The Capital Markets Act and associated regulations require that an entity intending to make a public offering such as an initial public offer (IPO) or a bond issue should ensure that information relating to its business operations, strategic direction, financial performance, and governance structures should be clearly detailed in an Information Memorandum.

The onus is therefore placed on the directors of the company to ensure that information contained in the Information Memorandum is balanced and accurate, and does not mislead investors.

Directors have a fiduciary duty towards shareholders and prospective investors and must therefore produce credible information.

A fiduciary duty is one of a high standard of care and has been variously described as an obligation to act in the best interest of another party.

A person acting in a fiduciary capacity is held to a high standard of honesty and full disclosure in regard to the client and must not obtain a personal benefit at the expense of the client.
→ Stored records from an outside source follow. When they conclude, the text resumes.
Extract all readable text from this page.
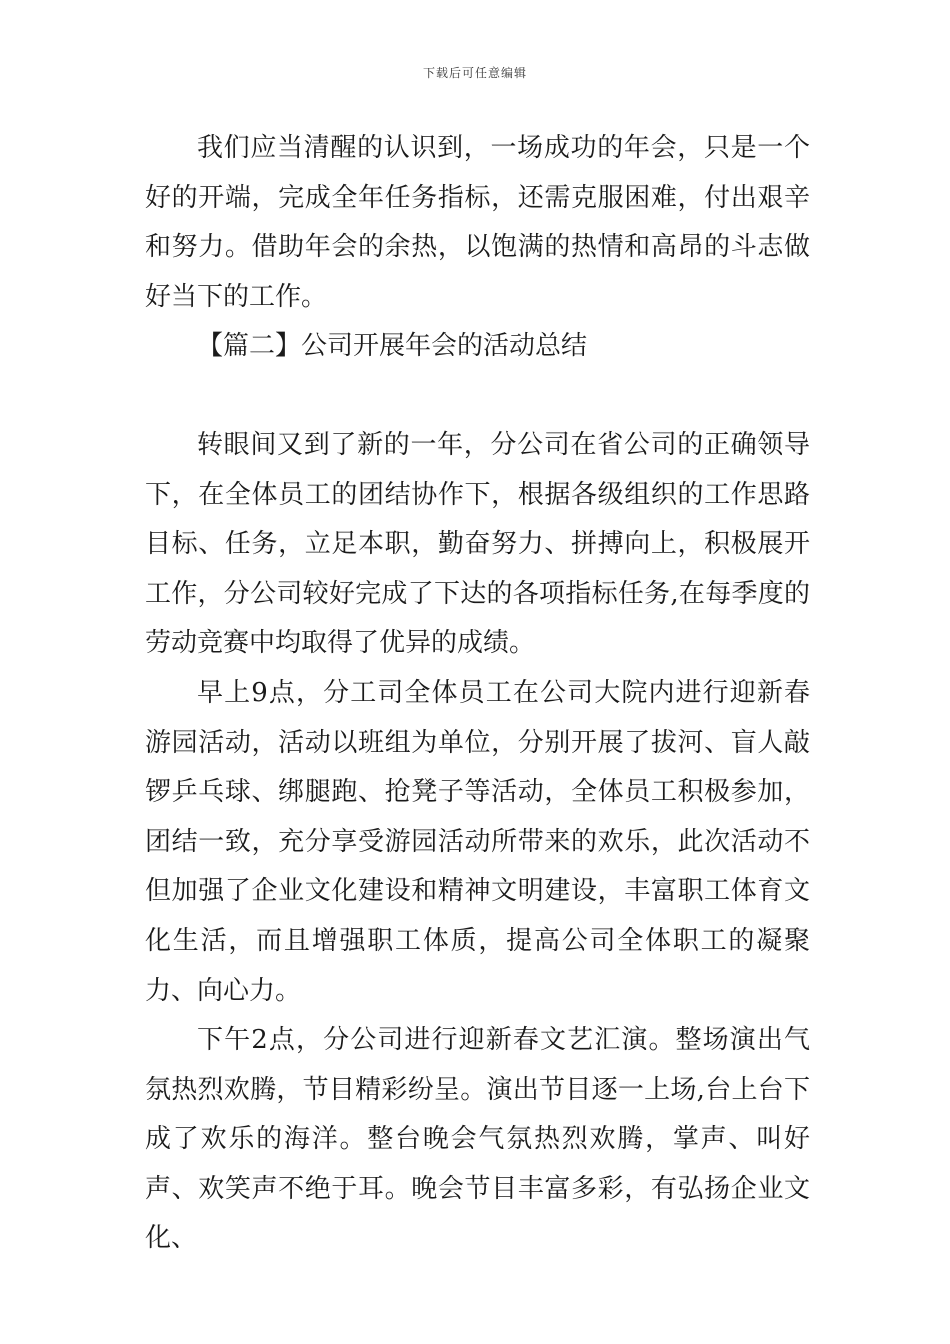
下载后可任意编辑

我们应当清醒的认识到，一场成功的年会，只是一个好的开端，完成全年任务指标，还需克服困难，付出艰辛和努力。借助年会的余热，以饱满的热情和高昂的斗志做好当下的工作。

【篇二】公司开展年会的活动总结

转眼间又到了新的一年，分公司在省公司的正确领导下，在全体员工的团结协作下，根据各级组织的工作思路目标、任务，立足本职，勤奋努力、拼搏向上，积极展开工作，分公司较好完成了下达的各项指标任务,在每季度的劳动竞赛中均取得了优异的成绩。

早上9点，分工司全体员工在公司大院内进行迎新春游园活动，活动以班组为单位，分别开展了拔河、盲人敲锣乒乓球、绑腿跑、抢凳子等活动，全体员工积极参加，团结一致，充分享受游园活动所带来的欢乐，此次活动不但加强了企业文化建设和精神文明建设，丰富职工体育文化生活，而且增强职工体质，提高公司全体职工的凝聚力、向心力。

下午2点，分公司进行迎新春文艺汇演。整场演出气氛热烈欢腾，节目精彩纷呈。演出节目逐一上场,台上台下成了欢乐的海洋。整台晚会气氛热烈欢腾，掌声、叫好声、欢笑声不绝于耳。晚会节目丰富多彩，有弘扬企业文化、
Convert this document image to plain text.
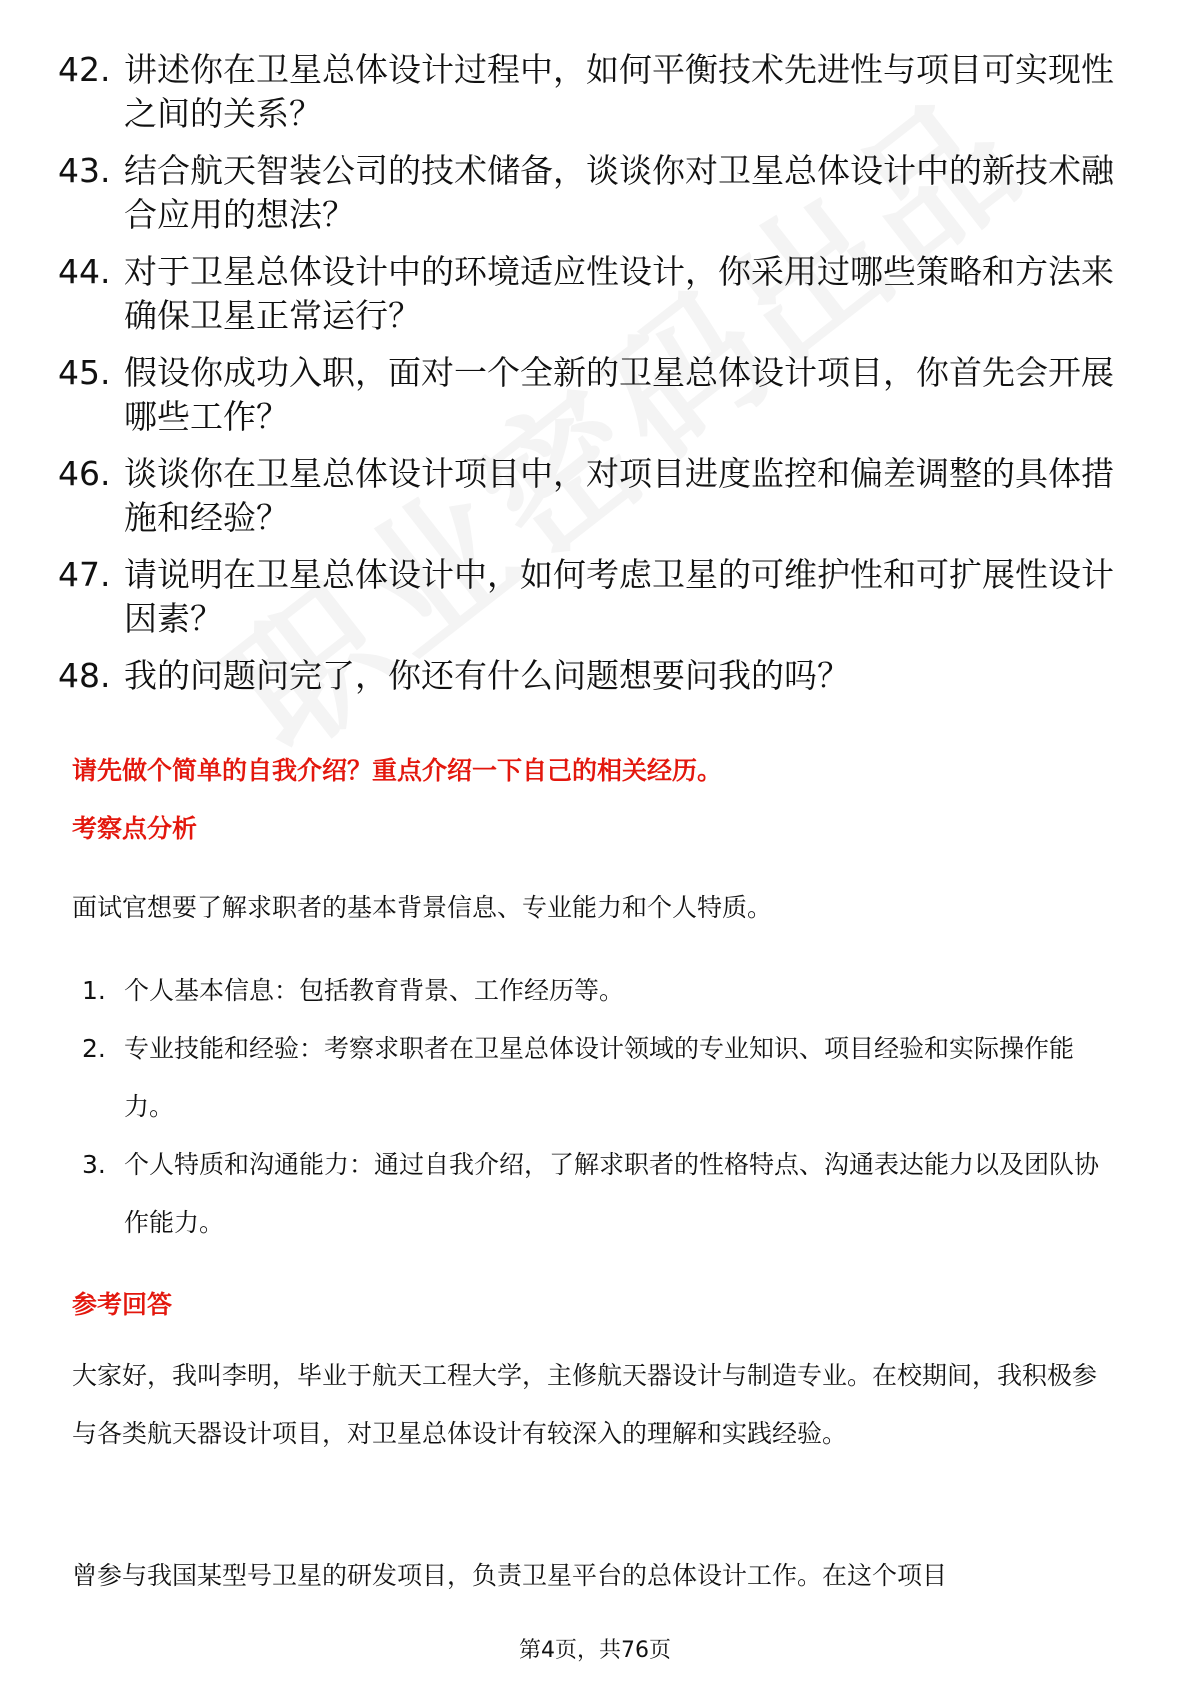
42. 讲述你在卫星总体设计过程中，如何平衡技术先进性与项目可实现性之间的关系？
43. 结合航天智装公司的技术储备，谈谈你对卫星总体设计中的新技术融合应用的想法？
44. 对于卫星总体设计中的环境适应性设计，你采用过哪些策略和方法来确保卫星正常运行？
45. 假设你成功入职，面对一个全新的卫星总体设计项目，你首先会开展哪些工作？
46. 谈谈你在卫星总体设计项目中，对项目进度监控和偏差调整的具体措施和经验？
47. 请说明在卫星总体设计中，如何考虑卫星的可维护性和可扩展性设计因素？
48. 我的问题问完了，你还有什么问题想要问我的吗？
请先做个简单的自我介绍？重点介绍一下自己的相关经历。
考察点分析
面试官想要了解求职者的基本背景信息、专业能力和个人特质。
1. 个人基本信息：包括教育背景、工作经历等。
2. 专业技能和经验：考察求职者在卫星总体设计领域的专业知识、项目经验和实际操作能力。
3. 个人特质和沟通能力：通过自我介绍，了解求职者的性格特点、沟通表达能力以及团队协作能力。
参考回答
大家好，我叫李明，毕业于航天工程大学，主修航天器设计与制造专业。在校期间，我积极参与各类航天器设计项目，对卫星总体设计有较深入的理解和实践经验。
曾参与我国某型号卫星的研发项目，负责卫星平台的总体设计工作。在这个项目
第4页，共76页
Capital markets regulatory frameworks reflect this by requiring directors of issuers to sign ‘responsibility statements’ which confirm that they bear responsibility for the reliability of the statements contained in disclosure documents.

In addition, the directors of a company are required to inform investors immediately they become aware of material information that impacts the operations of their business.

In a disclosure based regime as is the case in Kenya, the regulator is tasked with ensuring that an issuer of securities has provided all the information required to enable an investor make an informed decision.

An approval on the basis of available information does not prevent the regulator from conducting an in-depth investigation, at issuers own expense, if there is reason to believe that the issuer provided or caused to be provided inaccurate information to the market or the regulator.

Where fraud is perpetuated by an issuer and is kept hidden from regulators, investigations can only follow once the existence of such fraud is unearthed.

The Companies Act itself recognizes that the persons who are responsible and accountable to shareholders and stakeholders of a company are the directors of the company.

To facilitate the growth and sustainability of Kenyan Capital Markets issuers must provide reliable information, investors must make rational investment decisions based on available information and the Regulator must have sufficient latitude to supervise the market including taking deterrent and nondiscriminatory action against malpractices.

Mr Muthaura is CEO, Capital Markets Authority.